The experienced mediator Julian Hottinger has highlighted the importance of getting the approach right: introducing security arrangements into negotiations in a way that will do more good than harm, and that ensures they can be implemented. Unfortunately, as the Abuja negotiations on Darfur illustrate, not all international mediation efforts recognise the strategic significance of security arrangements. Too often they are simply seen as technical mechanisms to secure the political strategy for a peace process. This ignores the reality that security arrangements are critical elements of the overall political strategy and are fundamental to the effectiveness of a peace process.
There are three basic components of good security governance that need to be addressed: 1) building a set of capable and responsive security institutions that are subject to effective oversight; 2) establishing legitimate security governing principles and norms; and 3) building an effective legal framework.
The missing element from a successful negotiated strategy to end conflict in Somalia has been any serious attention to such negotiated security arrangements as described above.

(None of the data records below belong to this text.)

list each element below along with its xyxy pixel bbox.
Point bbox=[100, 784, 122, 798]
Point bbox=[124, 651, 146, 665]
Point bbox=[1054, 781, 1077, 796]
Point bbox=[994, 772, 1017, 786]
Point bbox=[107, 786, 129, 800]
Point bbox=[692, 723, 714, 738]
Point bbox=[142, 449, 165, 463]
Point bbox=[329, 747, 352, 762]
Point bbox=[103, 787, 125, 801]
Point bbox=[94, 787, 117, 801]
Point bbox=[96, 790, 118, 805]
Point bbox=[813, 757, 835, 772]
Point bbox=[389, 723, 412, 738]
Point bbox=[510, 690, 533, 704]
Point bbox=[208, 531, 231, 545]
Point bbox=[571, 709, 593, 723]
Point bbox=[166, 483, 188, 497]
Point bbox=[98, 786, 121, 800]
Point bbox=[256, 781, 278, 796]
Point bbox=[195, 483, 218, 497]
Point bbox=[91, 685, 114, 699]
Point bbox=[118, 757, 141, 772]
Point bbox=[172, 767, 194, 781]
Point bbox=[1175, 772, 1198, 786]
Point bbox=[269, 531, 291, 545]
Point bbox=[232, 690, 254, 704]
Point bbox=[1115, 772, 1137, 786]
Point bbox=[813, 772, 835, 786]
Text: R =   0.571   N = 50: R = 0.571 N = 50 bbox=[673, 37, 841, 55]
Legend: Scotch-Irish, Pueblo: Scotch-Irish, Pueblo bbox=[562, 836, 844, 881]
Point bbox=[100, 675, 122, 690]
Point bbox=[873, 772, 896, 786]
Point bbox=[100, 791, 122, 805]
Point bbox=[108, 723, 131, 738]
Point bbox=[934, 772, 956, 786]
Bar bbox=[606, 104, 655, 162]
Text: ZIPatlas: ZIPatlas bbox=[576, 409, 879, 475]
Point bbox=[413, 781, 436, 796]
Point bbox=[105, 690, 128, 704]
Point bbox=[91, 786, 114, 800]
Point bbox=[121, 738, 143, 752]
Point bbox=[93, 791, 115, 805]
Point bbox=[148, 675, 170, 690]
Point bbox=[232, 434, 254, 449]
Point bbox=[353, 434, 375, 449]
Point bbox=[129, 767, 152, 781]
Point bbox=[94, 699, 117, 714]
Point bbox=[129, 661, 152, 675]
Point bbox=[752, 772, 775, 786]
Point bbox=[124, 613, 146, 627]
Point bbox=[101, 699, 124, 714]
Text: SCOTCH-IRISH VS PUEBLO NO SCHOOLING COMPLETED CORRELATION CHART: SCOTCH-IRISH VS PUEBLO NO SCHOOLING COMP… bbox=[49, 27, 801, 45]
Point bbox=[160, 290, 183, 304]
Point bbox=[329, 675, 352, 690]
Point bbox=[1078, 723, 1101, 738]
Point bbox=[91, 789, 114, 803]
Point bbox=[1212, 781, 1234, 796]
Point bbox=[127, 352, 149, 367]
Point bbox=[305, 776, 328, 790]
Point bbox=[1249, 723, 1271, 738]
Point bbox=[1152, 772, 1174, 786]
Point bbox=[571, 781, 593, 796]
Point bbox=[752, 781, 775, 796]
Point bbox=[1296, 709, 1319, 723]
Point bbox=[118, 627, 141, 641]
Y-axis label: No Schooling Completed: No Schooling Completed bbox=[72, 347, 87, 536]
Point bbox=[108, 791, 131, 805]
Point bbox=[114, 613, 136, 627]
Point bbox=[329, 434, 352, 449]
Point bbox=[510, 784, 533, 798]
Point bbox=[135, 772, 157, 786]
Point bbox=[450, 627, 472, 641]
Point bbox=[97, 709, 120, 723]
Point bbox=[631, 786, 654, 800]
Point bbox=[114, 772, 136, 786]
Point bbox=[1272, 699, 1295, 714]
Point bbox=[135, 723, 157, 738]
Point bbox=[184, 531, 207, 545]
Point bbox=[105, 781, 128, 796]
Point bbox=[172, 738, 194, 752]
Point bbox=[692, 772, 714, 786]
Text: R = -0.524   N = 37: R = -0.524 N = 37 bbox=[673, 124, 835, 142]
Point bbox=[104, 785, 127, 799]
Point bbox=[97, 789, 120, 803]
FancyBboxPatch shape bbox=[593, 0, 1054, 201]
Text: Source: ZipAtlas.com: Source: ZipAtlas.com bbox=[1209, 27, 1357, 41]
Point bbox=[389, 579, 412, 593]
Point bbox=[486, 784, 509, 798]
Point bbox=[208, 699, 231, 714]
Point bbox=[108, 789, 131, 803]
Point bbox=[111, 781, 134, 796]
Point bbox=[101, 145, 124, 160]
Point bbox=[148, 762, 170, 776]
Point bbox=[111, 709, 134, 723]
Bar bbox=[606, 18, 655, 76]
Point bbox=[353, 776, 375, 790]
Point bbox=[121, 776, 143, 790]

Many other examples of effective local Somali strategies for security stabilisation and negotiation can be found in Interpeace’s Peace Mapping study, which is outlined in more detail elsewhere in this publication (see section 2, p. 45). The arguments put forward in this paper draw heavily on the lessons of these case studies.
In Somalia, simplistic assumptions about the relationship between statebuilding and peacebuilding have led international actors to neglect key elements of the latter, notably the challenges of negotiating meaningful transitional security arrangements. Instead, the international community has assumed that the revived state will address these questions.
For Abdullahi Yusuf’s successor, President Sheikh Sharif Sheikh Ahmed, there was an opportunity to recast the mould and embrace a consensus-based, decentralised and incremental approach to security arrangements. And for the international community there was an opportunity to re-think the strategy that equates statebuilding with peacebuilding.